Según detalló la oficina del jefe del Ejecutivo iraquí en un comunicado oficial, “Los dos líderes han acordado también trabajar conjuntamente para convocar una sesión de la Asamblea General de la ONU para abordar las repercusiones de la guerra y las formas de evitar la expansión del conflicto”.
El Gobierno iraquí explicó que durante la llamada se analizó en profundidad la situación en Oriente Próximo, sus efectos sobre la seguridad regional e internacional y el impacto que está teniendo en las cadenas de suministro a escala global.
En este contexto, Sánchez y Al Sudani subrayaron la importancia de “reforzar la coordinación e integrar los esfuerzos de la comunidad internacional para lograr un cese inmediato de la escalada y limitar las consecuencias antes de que sea más difícil contenerlas”.
Ambos mandatarios defendieron igualmente un “diálogo constructivo” como “la vía más eficaz para lograr la desescalada, evitar que se extienda el conflicto y salvaguardar la estabilidad regional e internacional”, al tiempo que alertaron sobre las graves consecuencias humanitarias y económicas del enfrentamiento, de acuerdo con la nota difundida por Bagdad.
Al Sudani advirtió además del auge de las ideologías extremistas y del terrorismo, remarcando que sus efectos trascienden las fronteras de Oriente Próximo y alcanzan también a Europa.
Por su parte, Pedro Sánchez reiteró su apuesta por soluciones “justas y pacíficas” a los conflictos y la conveniencia de reforzar la seguridad y la estabilidad en toda la región, destacando el papel desempeñado por Irak y sus esfuerzos en esta dirección.
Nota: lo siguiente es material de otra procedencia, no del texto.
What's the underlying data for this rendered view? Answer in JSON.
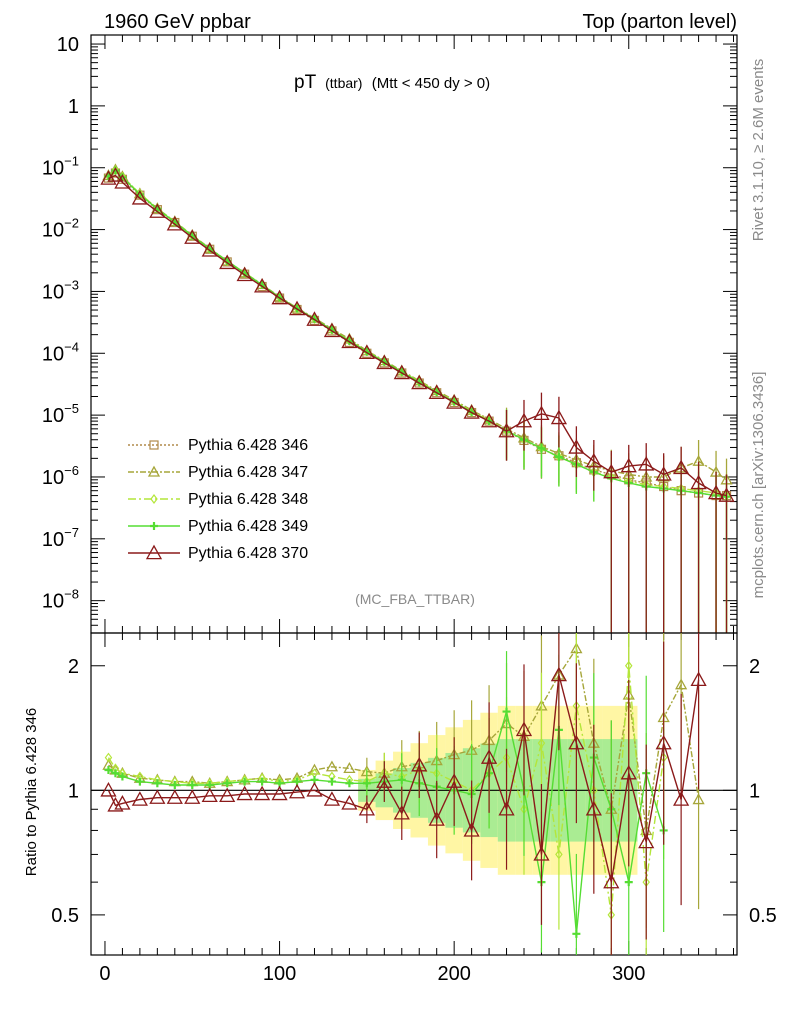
{
  "header": {
    "left": "1960 GeV ppbar",
    "right": "Top (parton level)"
  },
  "side_labels": {
    "top": "Rivet 3.1.10, ≥ 2.6M events",
    "bottom": "mcplots.cern.ch [arXiv:1306.3436]"
  },
  "chart_data": [
    {
      "type": "line",
      "panel": "main",
      "title": "pT (ttbar) (Mtt < 450 dy > 0)",
      "title_main": "pT",
      "title_sub": "(ttbar)",
      "title_rest": "(Mtt < 450 dy > 0)",
      "watermark": "(MC_FBA_TTBAR)",
      "y_scale": "log",
      "xlim": [
        -8,
        362
      ],
      "ylim": [
        3e-09,
        14
      ],
      "ytick_labels": [
        {
          "value": 10,
          "base": "10",
          "exp": ""
        },
        {
          "value": 1,
          "base": "1",
          "exp": ""
        },
        {
          "value": 0.1,
          "base": "10",
          "exp": "−1"
        },
        {
          "value": 0.01,
          "base": "10",
          "exp": "−2"
        },
        {
          "value": 0.001,
          "base": "10",
          "exp": "−3"
        },
        {
          "value": 0.0001,
          "base": "10",
          "exp": "−4"
        },
        {
          "value": 1e-05,
          "base": "10",
          "exp": "−5"
        },
        {
          "value": 1e-06,
          "base": "10",
          "exp": "−6"
        },
        {
          "value": 1e-07,
          "base": "10",
          "exp": "−7"
        },
        {
          "value": 1e-08,
          "base": "10",
          "exp": "−8"
        }
      ],
      "legend_position": "lower-left",
      "series": [
        {
          "name": "Pythia 6.428 346",
          "color": "#b08a4a",
          "marker": "square",
          "dash": "2,2",
          "x": [
            2,
            6,
            10,
            20,
            30,
            40,
            50,
            60,
            70,
            80,
            90,
            100,
            110,
            120,
            130,
            140,
            150,
            160,
            170,
            180,
            190,
            200,
            210,
            220,
            230,
            240,
            250,
            260,
            270,
            280,
            290,
            300,
            310,
            320,
            330,
            340,
            350,
            356
          ],
          "y": [
            0.068,
            0.082,
            0.065,
            0.036,
            0.021,
            0.013,
            0.0078,
            0.0048,
            0.003,
            0.0019,
            0.0012,
            0.00078,
            0.00051,
            0.00034,
            0.00023,
            0.00015,
            0.0001,
            7e-05,
            4.8e-05,
            3.3e-05,
            2.3e-05,
            1.6e-05,
            1.1e-05,
            8e-06,
            5.5e-06,
            3.9e-06,
            2.8e-06,
            2.2e-06,
            1.7e-06,
            1.3e-06,
            1.1e-06,
            9e-07,
            8e-07,
            7e-07,
            6e-07,
            5.5e-07,
            5e-07,
            5e-07
          ]
        },
        {
          "name": "Pythia 6.428 347",
          "color": "#a6a63a",
          "marker": "triangle",
          "dash": "6,2,2,2",
          "x": [
            2,
            6,
            10,
            20,
            30,
            40,
            50,
            60,
            70,
            80,
            90,
            100,
            110,
            120,
            130,
            140,
            150,
            160,
            170,
            180,
            190,
            200,
            210,
            220,
            230,
            240,
            250,
            260,
            270,
            280,
            290,
            300,
            310,
            320,
            330,
            340,
            350,
            356
          ],
          "y": [
            0.075,
            0.093,
            0.072,
            0.038,
            0.022,
            0.0135,
            0.0081,
            0.005,
            0.0031,
            0.002,
            0.0013,
            0.00082,
            0.00054,
            0.00037,
            0.00025,
            0.00017,
            0.00011,
            7.6e-05,
            5.2e-05,
            3.6e-05,
            2.5e-05,
            1.75e-05,
            1.2e-05,
            8.6e-06,
            6e-06,
            4.3e-06,
            3.1e-06,
            2.4e-06,
            1.9e-06,
            1.5e-06,
            1.25e-06,
            1.1e-06,
            1e-06,
            1e-06,
            1.4e-06,
            1.8e-06,
            1.2e-06,
            9e-07
          ]
        },
        {
          "name": "Pythia 6.428 348",
          "color": "#b4e63a",
          "marker": "diamond",
          "dash": "8,3,2,3",
          "x": [
            2,
            6,
            10,
            20,
            30,
            40,
            50,
            60,
            70,
            80,
            90,
            100,
            110,
            120,
            130,
            140,
            150,
            160,
            170,
            180,
            190,
            200,
            210,
            220,
            230,
            240,
            250,
            260,
            270,
            280,
            290,
            300,
            310,
            320,
            330,
            340,
            350,
            356
          ],
          "y": [
            0.074,
            0.091,
            0.071,
            0.038,
            0.022,
            0.0134,
            0.008,
            0.0049,
            0.0031,
            0.002,
            0.0013,
            0.0008,
            0.00053,
            0.00036,
            0.00024,
            0.00016,
            0.000108,
            7.4e-05,
            5e-05,
            3.5e-05,
            2.4e-05,
            1.7e-05,
            1.15e-05,
            8.2e-06,
            5.6e-06,
            4e-06,
            2.9e-06,
            2.1e-06,
            1.6e-06,
            1.2e-06,
            1e-06,
            8.5e-07,
            7.5e-07,
            7e-07,
            6.5e-07,
            6e-07,
            5.5e-07,
            5e-07
          ]
        },
        {
          "name": "Pythia 6.428 349",
          "color": "#55dd33",
          "marker": "cross",
          "dash": "",
          "x": [
            2,
            6,
            10,
            20,
            30,
            40,
            50,
            60,
            70,
            80,
            90,
            100,
            110,
            120,
            130,
            140,
            150,
            160,
            170,
            180,
            190,
            200,
            210,
            220,
            230,
            240,
            250,
            260,
            270,
            280,
            290,
            300,
            310,
            320,
            330,
            340,
            350,
            356
          ],
          "y": [
            0.073,
            0.09,
            0.07,
            0.037,
            0.0215,
            0.0132,
            0.0079,
            0.0049,
            0.0031,
            0.00198,
            0.00128,
            0.0008,
            0.00053,
            0.00036,
            0.00024,
            0.000158,
            0.000106,
            7.3e-05,
            5e-05,
            3.4e-05,
            2.35e-05,
            1.65e-05,
            1.12e-05,
            8e-06,
            5.6e-06,
            4e-06,
            2.9e-06,
            2.1e-06,
            1.6e-06,
            1.2e-06,
            9.5e-07,
            8e-07,
            7e-07,
            6.5e-07,
            6e-07,
            5.5e-07,
            5e-07,
            4.8e-07
          ]
        },
        {
          "name": "Pythia 6.428 370",
          "color": "#8b1a1a",
          "marker": "triangle-large",
          "dash": "",
          "x": [
            2,
            6,
            10,
            20,
            30,
            40,
            50,
            60,
            70,
            80,
            90,
            100,
            110,
            120,
            130,
            140,
            150,
            160,
            170,
            180,
            190,
            200,
            210,
            220,
            230,
            240,
            250,
            260,
            270,
            280,
            290,
            300,
            310,
            320,
            330,
            340,
            350,
            356
          ],
          "y": [
            0.067,
            0.075,
            0.058,
            0.032,
            0.0195,
            0.0122,
            0.0074,
            0.0046,
            0.0029,
            0.00185,
            0.00121,
            0.00078,
            0.00052,
            0.00035,
            0.00023,
            0.000153,
            0.000102,
            7e-05,
            4.8e-05,
            3.3e-05,
            2.3e-05,
            1.6e-05,
            1.1e-05,
            8e-06,
            5.5e-06,
            8e-06,
            1.05e-05,
            9e-06,
            3e-06,
            1.8e-06,
            1.2e-06,
            1.5e-06,
            1.6e-06,
            1.1e-06,
            1.4e-06,
            8e-07,
            5.5e-07,
            5e-07
          ]
        }
      ]
    },
    {
      "type": "line",
      "panel": "ratio",
      "ylabel": "Ratio to Pythia 6.428 346",
      "y_scale": "log",
      "xlim": [
        -8,
        362
      ],
      "ylim": [
        0.4,
        2.4
      ],
      "xtick_labels": [
        "0",
        "100",
        "200",
        "300"
      ],
      "xtick_values": [
        0,
        100,
        200,
        300
      ],
      "ytick_labels": [
        "2",
        "1",
        "0.5"
      ],
      "ytick_values": [
        2,
        1,
        0.5
      ],
      "reference_line": 1,
      "series": [
        {
          "name": "Pythia 6.428 346",
          "color": "#b08a4a",
          "x": [
            2,
            6,
            10,
            20,
            30,
            40,
            50,
            60,
            70,
            80,
            90,
            100,
            110,
            120,
            130,
            140,
            150,
            160,
            170,
            180,
            190,
            200,
            210,
            220,
            230,
            240,
            250,
            260,
            270,
            280,
            290,
            300
          ],
          "y": [
            1,
            1,
            1,
            1,
            1,
            1,
            1,
            1,
            1,
            1,
            1,
            1,
            1,
            1,
            1,
            1,
            1,
            1,
            1,
            1,
            1,
            1,
            1,
            1,
            1,
            1,
            1,
            1,
            1,
            1,
            1,
            1
          ]
        },
        {
          "name": "Pythia 6.428 347",
          "color": "#a6a63a",
          "x": [
            2,
            6,
            10,
            20,
            30,
            40,
            50,
            60,
            70,
            80,
            90,
            100,
            110,
            120,
            130,
            140,
            150,
            160,
            170,
            180,
            190,
            200,
            210,
            220,
            230,
            240,
            250,
            260,
            270,
            280,
            290,
            300,
            310,
            320,
            330,
            340
          ],
          "y": [
            1.15,
            1.12,
            1.1,
            1.07,
            1.06,
            1.05,
            1.05,
            1.04,
            1.05,
            1.06,
            1.07,
            1.06,
            1.07,
            1.12,
            1.14,
            1.13,
            1.11,
            1.1,
            1.14,
            1.16,
            1.18,
            1.22,
            1.25,
            1.32,
            1.45,
            1.35,
            1.6,
            1.9,
            2.2,
            1.3,
            0.9,
            1.7,
            0.8,
            1.5,
            1.8,
            0.95
          ]
        },
        {
          "name": "Pythia 6.428 348",
          "color": "#b4e63a",
          "x": [
            2,
            6,
            10,
            20,
            30,
            40,
            50,
            60,
            70,
            80,
            90,
            100,
            110,
            120,
            130,
            140,
            150,
            160,
            170,
            180,
            190,
            200,
            210,
            220,
            230,
            240,
            250,
            260,
            270,
            280,
            290,
            300,
            310,
            320
          ],
          "y": [
            1.2,
            1.13,
            1.1,
            1.08,
            1.06,
            1.05,
            1.04,
            1.04,
            1.05,
            1.06,
            1.07,
            1.05,
            1.06,
            1.1,
            1.08,
            1.06,
            1.05,
            1.1,
            1.08,
            1.12,
            1.1,
            1.05,
            1.0,
            1.1,
            1.2,
            0.9,
            1.3,
            0.7,
            1.6,
            1.0,
            0.5,
            2.0,
            0.6,
            1.2
          ]
        },
        {
          "name": "Pythia 6.428 349",
          "color": "#55dd33",
          "x": [
            2,
            6,
            10,
            20,
            30,
            40,
            50,
            60,
            70,
            80,
            90,
            100,
            110,
            120,
            130,
            140,
            150,
            160,
            170,
            180,
            190,
            200,
            210,
            220,
            230,
            240,
            250,
            260,
            270,
            280,
            290,
            300,
            310,
            320
          ],
          "y": [
            1.12,
            1.1,
            1.08,
            1.05,
            1.04,
            1.03,
            1.03,
            1.03,
            1.04,
            1.05,
            1.05,
            1.04,
            1.05,
            1.06,
            1.05,
            1.04,
            1.04,
            1.05,
            1.06,
            1.04,
            1.02,
            1.0,
            0.98,
            1.1,
            1.55,
            1.0,
            0.6,
            1.4,
            0.45,
            1.2,
            0.9,
            0.6,
            1.1,
            0.8
          ]
        },
        {
          "name": "Pythia 6.428 370",
          "color": "#8b1a1a",
          "x": [
            2,
            6,
            10,
            20,
            30,
            40,
            50,
            60,
            70,
            80,
            90,
            100,
            110,
            120,
            130,
            140,
            150,
            160,
            170,
            180,
            190,
            200,
            210,
            220,
            230,
            240,
            250,
            260,
            270,
            280,
            290,
            300,
            310,
            320,
            330,
            340
          ],
          "y": [
            1.0,
            0.92,
            0.93,
            0.95,
            0.96,
            0.96,
            0.96,
            0.97,
            0.97,
            0.98,
            0.98,
            0.98,
            0.99,
            1.0,
            0.95,
            0.93,
            0.9,
            1.05,
            0.88,
            1.15,
            0.85,
            1.05,
            0.8,
            1.2,
            0.9,
            1.4,
            0.7,
            1.9,
            1.3,
            0.9,
            0.6,
            1.1,
            0.75,
            1.3,
            0.95,
            1.85
          ]
        }
      ]
    }
  ]
}
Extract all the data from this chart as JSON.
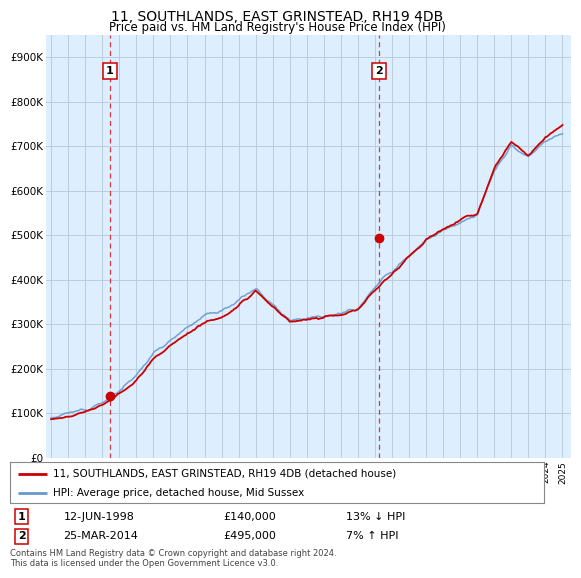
{
  "title": "11, SOUTHLANDS, EAST GRINSTEAD, RH19 4DB",
  "subtitle": "Price paid vs. HM Land Registry's House Price Index (HPI)",
  "ylim": [
    0,
    950000
  ],
  "yticks": [
    0,
    100000,
    200000,
    300000,
    400000,
    500000,
    600000,
    700000,
    800000,
    900000
  ],
  "ytick_labels": [
    "£0",
    "£100K",
    "£200K",
    "£300K",
    "£400K",
    "£500K",
    "£600K",
    "£700K",
    "£800K",
    "£900K"
  ],
  "sale1_date_num": 1998.45,
  "sale1_price": 140000,
  "sale1_label": "1",
  "sale2_date_num": 2014.22,
  "sale2_price": 495000,
  "sale2_label": "2",
  "legend_entry1": "11, SOUTHLANDS, EAST GRINSTEAD, RH19 4DB (detached house)",
  "legend_entry2": "HPI: Average price, detached house, Mid Sussex",
  "table_row1": [
    "1",
    "12-JUN-1998",
    "£140,000",
    "13% ↓ HPI"
  ],
  "table_row2": [
    "2",
    "25-MAR-2014",
    "£495,000",
    "7% ↑ HPI"
  ],
  "footer": "Contains HM Land Registry data © Crown copyright and database right 2024.\nThis data is licensed under the Open Government Licence v3.0.",
  "line_color_red": "#cc0000",
  "line_color_blue": "#6699cc",
  "background_color": "#ffffff",
  "chart_bg": "#ddeeff",
  "grid_color": "#bbccdd"
}
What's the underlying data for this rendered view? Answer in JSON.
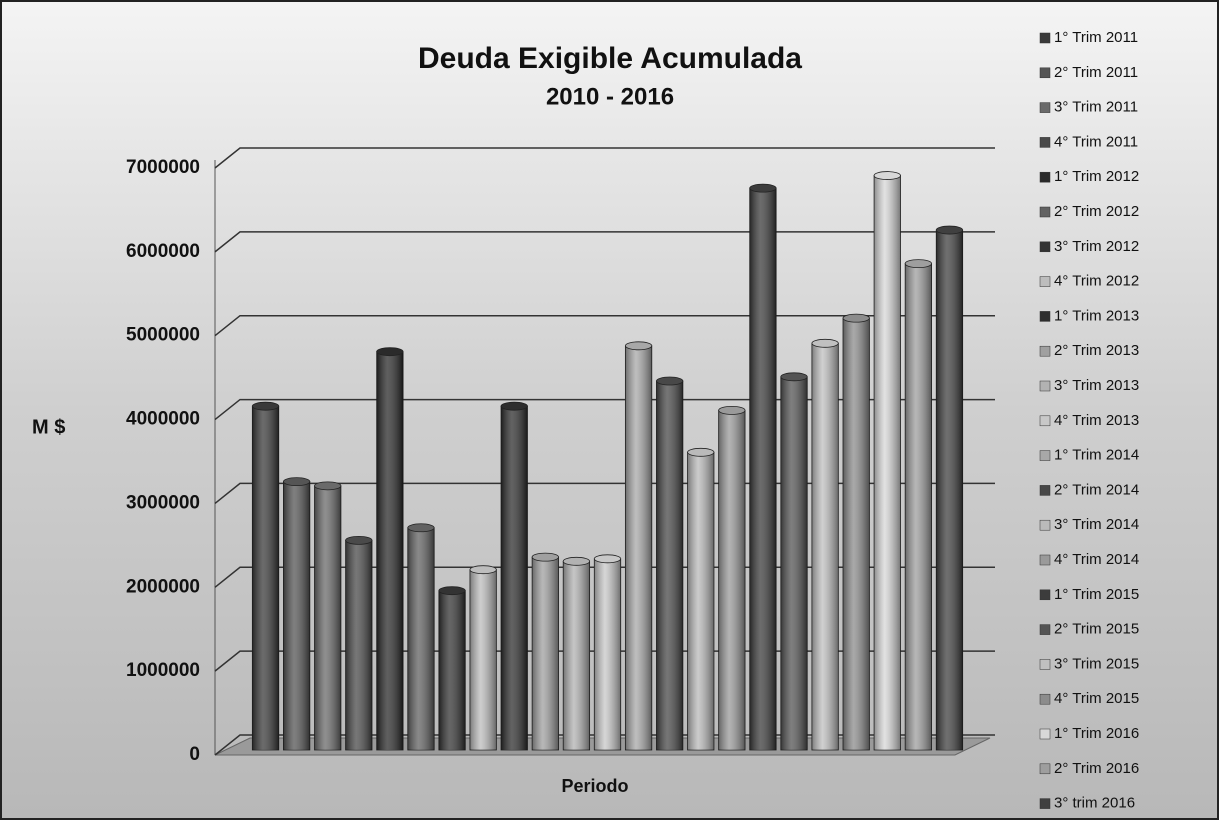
{
  "chart_data": {
    "type": "bar",
    "title": "Deuda Exigible Acumulada",
    "subtitle": "2010 - 2016",
    "x_label": "Periodo",
    "y_label": "M $",
    "ylim": [
      0,
      7000000
    ],
    "yticks": [
      0,
      1000000,
      2000000,
      3000000,
      4000000,
      5000000,
      6000000,
      7000000
    ],
    "grid": true,
    "legend": "right",
    "series": [
      {
        "name": "1° Trim 2011",
        "color": "#3a3a3a",
        "values": [
          4100000
        ]
      },
      {
        "name": "2° Trim 2011",
        "color": "#555555",
        "values": [
          3200000
        ]
      },
      {
        "name": "3° Trim 2011",
        "color": "#6a6a6a",
        "values": [
          3150000
        ]
      },
      {
        "name": "4° Trim 2011",
        "color": "#4a4a4a",
        "values": [
          2500000
        ]
      },
      {
        "name": "1° Trim 2012",
        "color": "#2a2a2a",
        "values": [
          4750000
        ]
      },
      {
        "name": "2° Trim 2012",
        "color": "#626262",
        "values": [
          2650000
        ]
      },
      {
        "name": "3° Trim 2012",
        "color": "#333333",
        "values": [
          1900000
        ]
      },
      {
        "name": "4° Trim 2012",
        "color": "#bdbdbd",
        "values": [
          2150000
        ]
      },
      {
        "name": "1° Trim 2013",
        "color": "#2e2e2e",
        "values": [
          4100000
        ]
      },
      {
        "name": "2° Trim 2013",
        "color": "#a0a0a0",
        "values": [
          2300000
        ]
      },
      {
        "name": "3° Trim 2013",
        "color": "#b2b2b2",
        "values": [
          2250000
        ]
      },
      {
        "name": "4° Trim 2013",
        "color": "#c8c8c8",
        "values": [
          2280000
        ]
      },
      {
        "name": "1° Trim 2014",
        "color": "#a8a8a8",
        "values": [
          4820000
        ]
      },
      {
        "name": "2° Trim 2014",
        "color": "#484848",
        "values": [
          4400000
        ]
      },
      {
        "name": "3° Trim 2014",
        "color": "#bababa",
        "values": [
          3550000
        ]
      },
      {
        "name": "4° Trim 2014",
        "color": "#9a9a9a",
        "values": [
          4050000
        ]
      },
      {
        "name": "1° Trim 2015",
        "color": "#3c3c3c",
        "values": [
          6700000
        ]
      },
      {
        "name": "2° Trim 2015",
        "color": "#545454",
        "values": [
          4450000
        ]
      },
      {
        "name": "3° Trim 2015",
        "color": "#c0c0c0",
        "values": [
          4850000
        ]
      },
      {
        "name": "4° Trim 2015",
        "color": "#8c8c8c",
        "values": [
          5150000
        ]
      },
      {
        "name": "1° Trim 2016",
        "color": "#d8d8d8",
        "values": [
          6850000
        ]
      },
      {
        "name": "2° Trim 2016",
        "color": "#9e9e9e",
        "values": [
          5800000
        ]
      },
      {
        "name": "3° trim 2016",
        "color": "#404040",
        "values": [
          6200000
        ]
      }
    ]
  }
}
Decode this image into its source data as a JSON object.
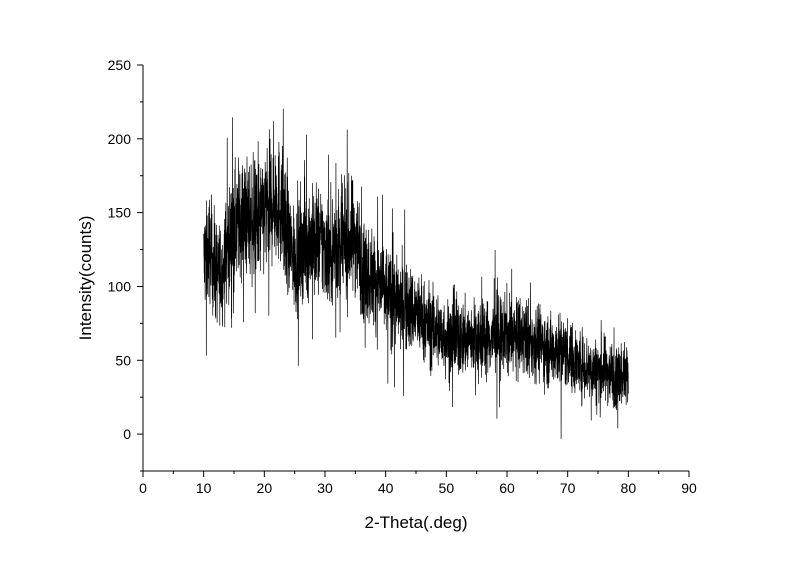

En paralelo, este mismo lunes el ministro de Asuntos Exteriores, Unión Europea y Cooperación, José Manuel Albares, mantuvo una conversación con su homólogo iraquí, Fuad Huseín. En ella le trasladó su “solidaridad y apoyo” tras los ataques sufridos por Irak, condenó estas agresiones y reclamó “el cese de la violencia y la desescalada”. “El derecho internacional debe ser respetado. Hay que volver al diálogo y diplomacia”, concluyó el jefe de la diplomacia española en un mensaje difundido en redes sociales.